Since the sizes and are known mostly in calculating the probabilities for the number of events within an interval, you just take as an estimate of the number in a sample measurement in the interval of events occurred with a postulated normalized to the unit interval and is assumed to be constant probability of occurrence.

Relation to the normal distribution

For large similar to the Poisson distribution with a Gaussian distribution and:

Relationship with the Erlang distribution

  • In a Poisson process the random number of events is enough in a fixed interval of the Poisson distribution. The random distance ( distance or time ) until the arrival of the -th event and the distance between the events and on the other hand are Erlang distributed. It is also said that the Poisson distribution and the Erlang distribution are mutually conjugate distributions. In this case Erlang distribution turns into an exponential distribution. This refers to the number of expected events per unit interval. is then the probability density of the distance will pass until the arrival of the next event, as well as the distance between two consecutive events.
  • Is valid for the distribution functions of the Erlang distribution and the Poisson distribution

Relationship to the exponential distribution

The distance ( time or space ) to the first random event and the distance between two consecutive events of a Poisson process with intensity is exponentially distributed.

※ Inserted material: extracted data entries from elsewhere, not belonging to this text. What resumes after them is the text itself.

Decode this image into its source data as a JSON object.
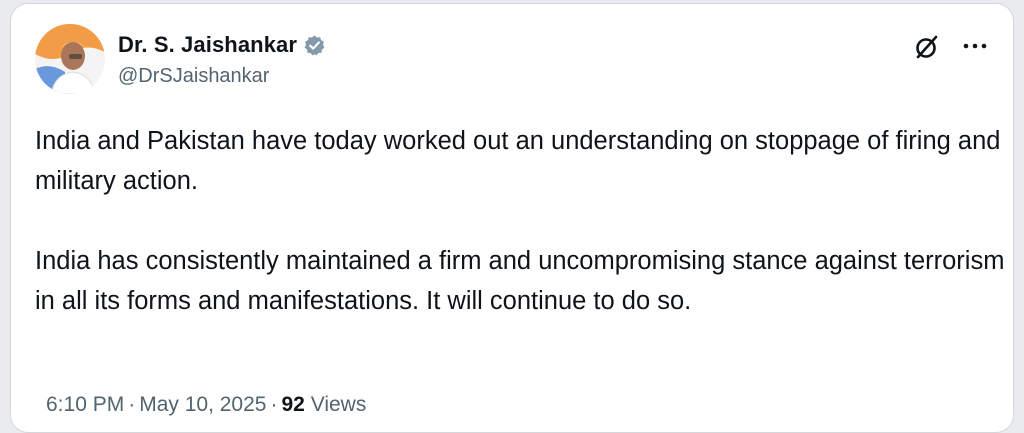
{
  "author": {
    "name": "Dr. S. Jaishankar",
    "handle": "@DrSJaishankar",
    "verified": true
  },
  "tweet": {
    "paragraphs": [
      "India and Pakistan have today worked out an understanding on stoppage of firing and military action.",
      "India has consistently maintained a firm and uncompromising stance against terrorism in all its forms and manifestations. It will continue to do so."
    ]
  },
  "meta": {
    "time": "6:10 PM",
    "date": "May 10, 2025",
    "separator": "·",
    "views_count": "92",
    "views_label": "Views"
  },
  "icons": {
    "verified": "verified-badge-icon",
    "grok": "grok-icon",
    "more": "more-options-icon"
  },
  "colors": {
    "text": "#0f1419",
    "secondary": "#536471",
    "verified_badge": "#829aab",
    "saffron": "#f28c28",
    "card_border": "#d4d8dd"
  }
}
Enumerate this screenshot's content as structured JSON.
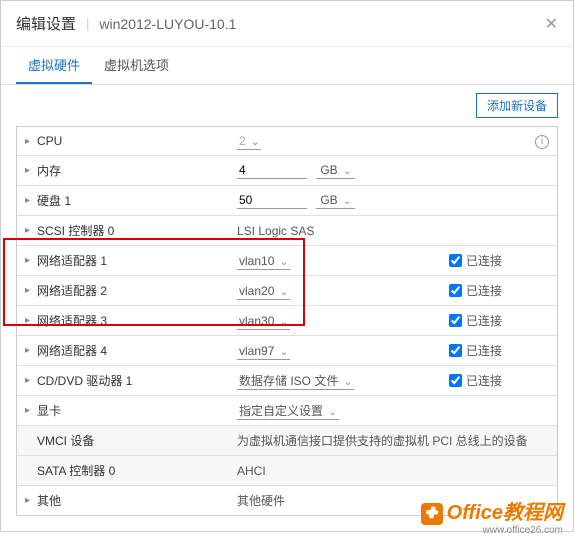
{
  "dialog": {
    "title": "编辑设置",
    "subtitle": "win2012-LUYOU-10.1"
  },
  "tabs": {
    "hardware": "虚拟硬件",
    "options": "虚拟机选项"
  },
  "toolbar": {
    "add_device": "添加新设备"
  },
  "rows": {
    "cpu": {
      "label": "CPU",
      "value": "2"
    },
    "memory": {
      "label": "内存",
      "value": "4",
      "unit": "GB"
    },
    "disk1": {
      "label": "硬盘 1",
      "value": "50",
      "unit": "GB"
    },
    "scsi0": {
      "label": "SCSI 控制器 0",
      "value": "LSI Logic SAS"
    },
    "net1": {
      "label": "网络适配器 1",
      "value": "vlan10",
      "connected": "已连接"
    },
    "net2": {
      "label": "网络适配器 2",
      "value": "vlan20",
      "connected": "已连接"
    },
    "net3": {
      "label": "网络适配器 3",
      "value": "vlan30",
      "connected": "已连接"
    },
    "net4": {
      "label": "网络适配器 4",
      "value": "vlan97",
      "connected": "已连接"
    },
    "cddvd": {
      "label": "CD/DVD 驱动器 1",
      "value": "数据存储 ISO 文件",
      "connected": "已连接"
    },
    "video": {
      "label": "显卡",
      "value": "指定自定义设置"
    },
    "vmci": {
      "label": "VMCI 设备",
      "value": "为虚拟机通信接口提供支持的虚拟机 PCI 总线上的设备"
    },
    "sata": {
      "label": "SATA 控制器 0",
      "value": "AHCI"
    },
    "other": {
      "label": "其他",
      "value": "其他硬件"
    }
  },
  "watermark": {
    "brand": "Office教程网",
    "url": "www.office26.com"
  }
}
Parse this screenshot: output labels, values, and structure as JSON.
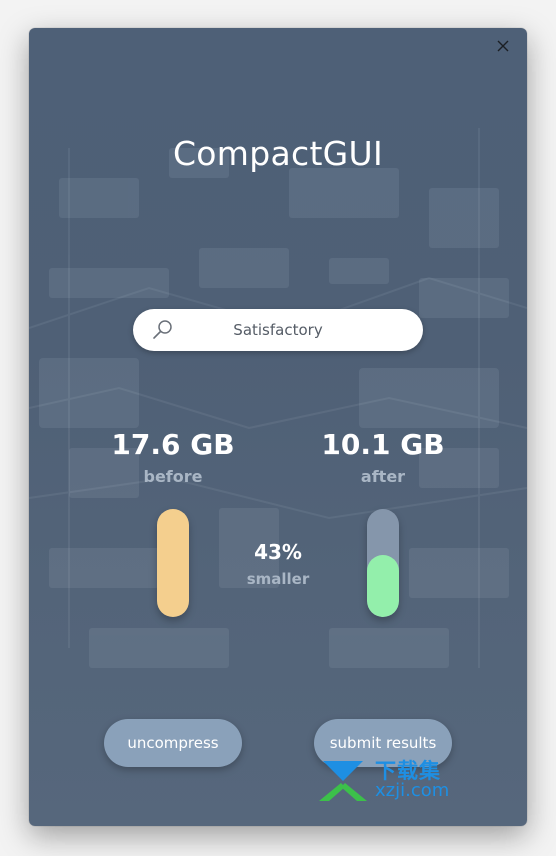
{
  "app": {
    "title": "CompactGUI"
  },
  "window_controls": {
    "close_icon": "close-icon"
  },
  "search": {
    "icon": "search-icon",
    "value": "Satisfactory"
  },
  "stats": {
    "before": {
      "value": "17.6 GB",
      "label": "before",
      "bar_color": "#f4cf8e",
      "fill_fraction": 1.0
    },
    "after": {
      "value": "10.1 GB",
      "label": "after",
      "bar_color": "#8596ab",
      "fill_color": "#93efab",
      "fill_fraction": 0.57
    },
    "reduction": {
      "value": "43%",
      "label": "smaller"
    }
  },
  "actions": {
    "uncompress_label": "uncompress",
    "submit_label": "submit results"
  },
  "watermark": {
    "cn_text": "下载集",
    "en_text": "xzji.com"
  },
  "colors": {
    "window_bg": "#4f6076",
    "button_bg": "#8aa1ba",
    "label_muted": "#a9b6c5"
  }
}
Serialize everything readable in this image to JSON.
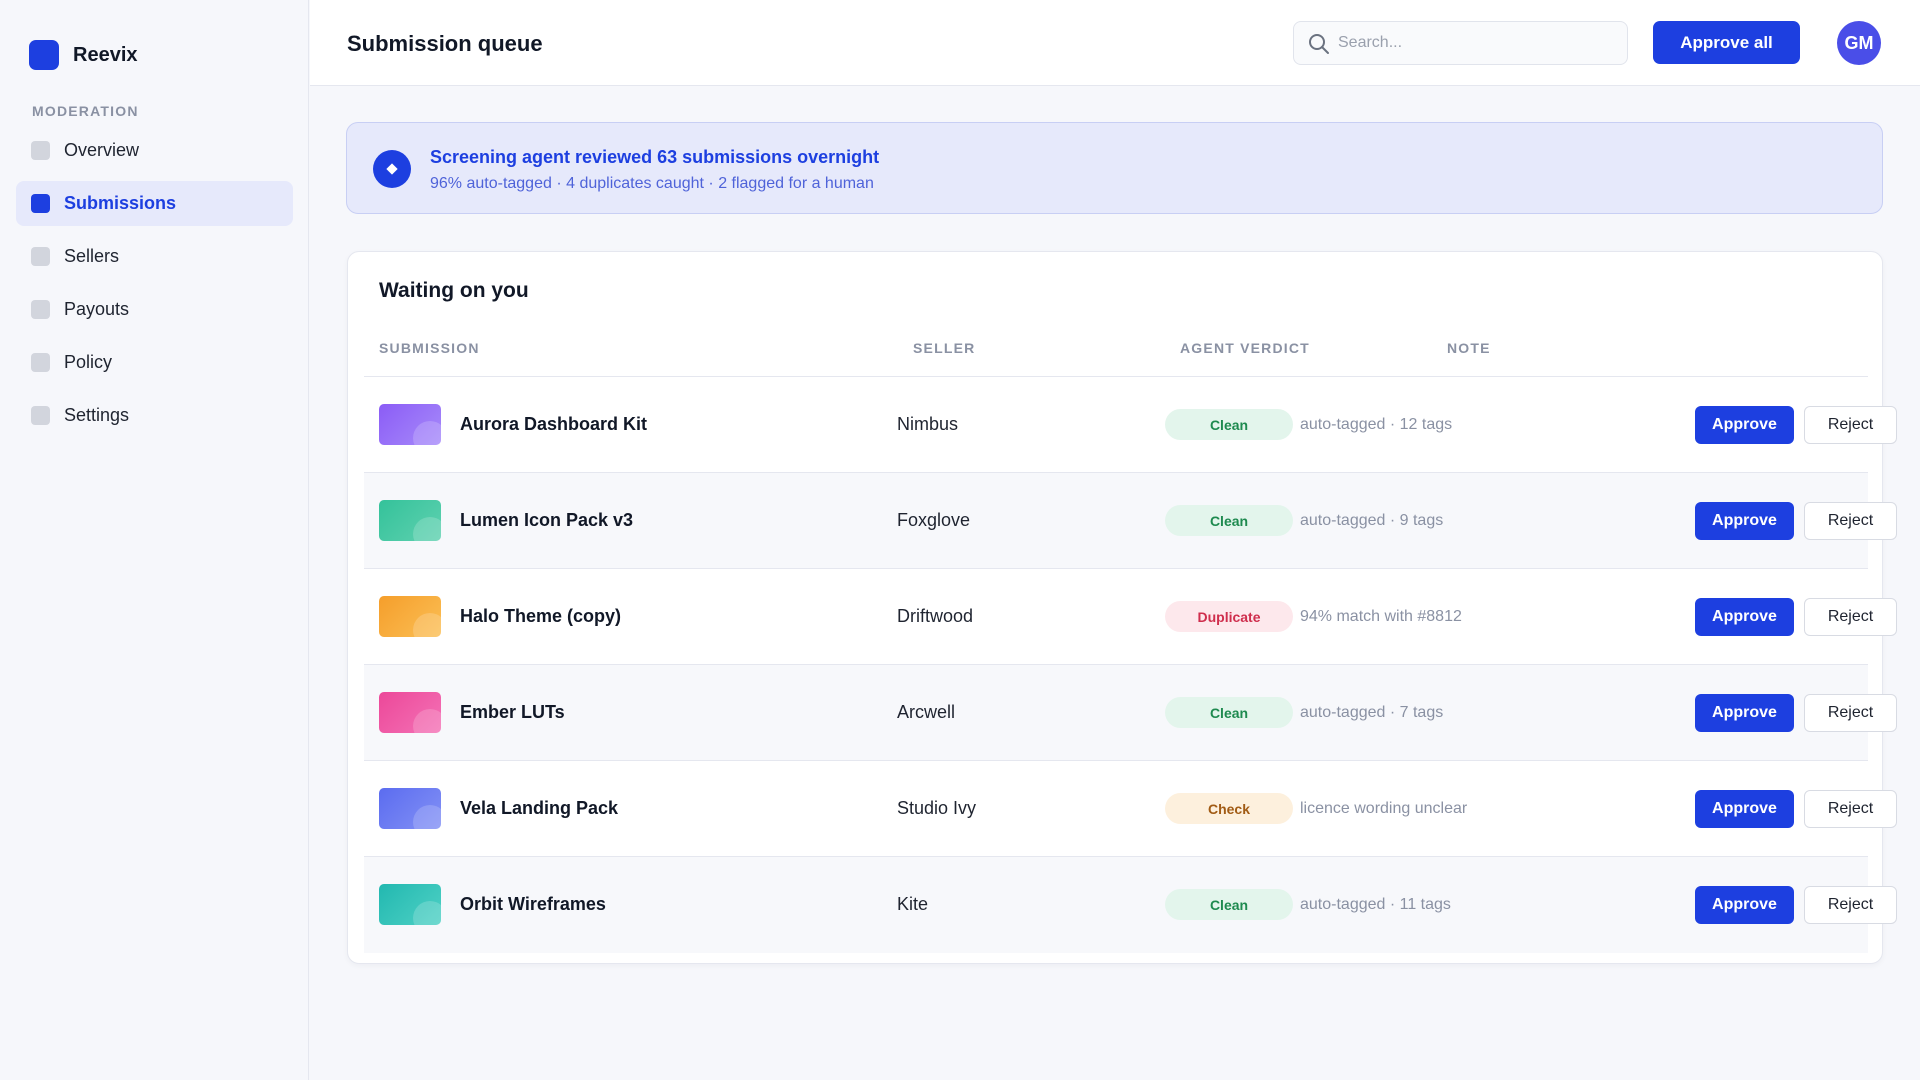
{
  "app": {
    "name": "Reevix"
  },
  "sidebar": {
    "section_label": "MODERATION",
    "items": [
      {
        "label": "Overview",
        "active": false
      },
      {
        "label": "Submissions",
        "active": true
      },
      {
        "label": "Sellers",
        "active": false
      },
      {
        "label": "Payouts",
        "active": false
      },
      {
        "label": "Policy",
        "active": false
      },
      {
        "label": "Settings",
        "active": false
      }
    ]
  },
  "header": {
    "title": "Submission queue",
    "search_placeholder": "Search...",
    "approve_all_label": "Approve all",
    "avatar_initials": "GM"
  },
  "banner": {
    "title": "Screening agent reviewed 63 submissions overnight",
    "subtitle": "96% auto-tagged · 4 duplicates caught · 2 flagged for a human"
  },
  "table": {
    "title": "Waiting on you",
    "columns": [
      "SUBMISSION",
      "SELLER",
      "AGENT VERDICT",
      "NOTE"
    ],
    "approve_label": "Approve",
    "reject_label": "Reject",
    "rows": [
      {
        "submission": "Aurora Dashboard Kit",
        "seller": "Nimbus",
        "verdict": "Clean",
        "verdict_kind": "clean",
        "note": "auto-tagged · 12 tags",
        "thumb_colors": [
          "#8b5cf6",
          "#a78bfa"
        ]
      },
      {
        "submission": "Lumen Icon Pack v3",
        "seller": "Foxglove",
        "verdict": "Clean",
        "verdict_kind": "clean",
        "note": "auto-tagged · 9 tags",
        "thumb_colors": [
          "#34c29a",
          "#5fd1b0"
        ]
      },
      {
        "submission": "Halo Theme (copy)",
        "seller": "Driftwood",
        "verdict": "Duplicate",
        "verdict_kind": "dup",
        "note": "94% match with #8812",
        "thumb_colors": [
          "#f59e2b",
          "#fbbf55"
        ]
      },
      {
        "submission": "Ember LUTs",
        "seller": "Arcwell",
        "verdict": "Clean",
        "verdict_kind": "clean",
        "note": "auto-tagged · 7 tags",
        "thumb_colors": [
          "#ec4899",
          "#f472b6"
        ]
      },
      {
        "submission": "Vela Landing Pack",
        "seller": "Studio Ivy",
        "verdict": "Check",
        "verdict_kind": "check",
        "note": "licence wording unclear",
        "thumb_colors": [
          "#5b6cf0",
          "#8391f5"
        ]
      },
      {
        "submission": "Orbit Wireframes",
        "seller": "Kite",
        "verdict": "Clean",
        "verdict_kind": "clean",
        "note": "auto-tagged · 11 tags",
        "thumb_colors": [
          "#22b8b0",
          "#4fd1c5"
        ]
      }
    ]
  }
}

Relationship with the chi -square distribution

The distribution functions of the Poisson distribution and the chi -square distribution with degrees of freedom are related in the following way:

The probability of finding, or more events within an interval within which to events expected on the average, equal to the probability that the value is. It is therefore

.

This follows from with and as a regularized gamma functions.

Application Examples

The Poisson distribution is a typical distribution for the number of phenomena that occur within a unit.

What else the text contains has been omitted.